Bénéfices économiques : la mutualisation permet de bonifier nos activités en accédant à une capacité organisationnelle supérieure. Grâce à cette mise en commun de ressources, on peut mutuellement réaliser davantage car les capacités sont additionnées. Cela ne devient plus juste de l’économie, mais un réel partage d’expertises qui permet de produire plus. Toutefois, si l’économie monétaire est la seule raison de faire une mutualisation, ce n’est pas pérenne. Il ne faut pas sous-estimer les coûts d’une mutualisation. Plus il y a de partenaires, plus il y a du temps de coordination, ce qui a un coût en temps et en argent.

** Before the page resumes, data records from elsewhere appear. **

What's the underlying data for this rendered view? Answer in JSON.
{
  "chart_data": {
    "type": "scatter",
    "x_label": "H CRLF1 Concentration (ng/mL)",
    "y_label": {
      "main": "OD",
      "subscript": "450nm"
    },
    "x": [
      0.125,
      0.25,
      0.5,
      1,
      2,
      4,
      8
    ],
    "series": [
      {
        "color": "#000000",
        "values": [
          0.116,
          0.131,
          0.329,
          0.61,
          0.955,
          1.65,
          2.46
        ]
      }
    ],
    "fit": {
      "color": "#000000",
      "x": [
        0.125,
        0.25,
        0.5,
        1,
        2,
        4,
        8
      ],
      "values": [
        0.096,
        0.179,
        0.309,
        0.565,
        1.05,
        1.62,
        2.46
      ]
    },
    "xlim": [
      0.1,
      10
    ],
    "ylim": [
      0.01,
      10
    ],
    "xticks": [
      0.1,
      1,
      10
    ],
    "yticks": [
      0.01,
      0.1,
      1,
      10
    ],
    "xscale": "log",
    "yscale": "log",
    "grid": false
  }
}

Bénéfices stratégiques ou politiques : en associant plusieurs parties prenantes ensemble, la somme de leurs actions devient plus forte. En mettant en commun les réseaux et communautés, l’impact d’une action devient plus grand, plus fort. On peut étendre notre influence et notre rayon d’action. Détail à ne pas négliger : collaborer avec un compétiteur peut bien paraître aux yeux des subventionneurs!
Bénéfices philosophiques : avoir une culture de travail cohérente avec nos valeurs ou notre mandat en instaurant une pratique de partage. Le bénéfice de ce genre de mutualisation se concrétise dans la collaboration même.
George Krump évolue dans le secteur des arts et de la culture depuis près de trente ans. Après des études en théâtre, il a œuvré pendant une quinzaine d’années comme comédien, marionnettiste, auteur, traducteur, médiateur culturel pour des compagnies francophones et anglophones, dans des productions grand public et jeune public, avant de se consacrer à la gestion culturelle, à la consultation et à la recherche.
Comme gestionnaire, il a occupé des postes de direction générale pour des compagnies de création et de production en théâtre et en danse — notamment Louise Bédard Danse pendant plus de dix ans ainsi qu’au Théâtre La Chapelle.
Au cours des dernières années, il a réalisé plusieurs mandats à titre de directeur d’enquête ou de mandat, comme conseiller sénior ou animateur/facilitateur, auprès d’administrations municipales, d’institutions publiques, d’associations de secteur, d’organismes culturels et aussi auprès d’artistes individuels. Ces mandats étaient liés au développement culturel ou organisationnel, au patrimoine, aux enjeux de ressources humaines, à la planification stratégique, à la planification de projets de mutualisation, etc.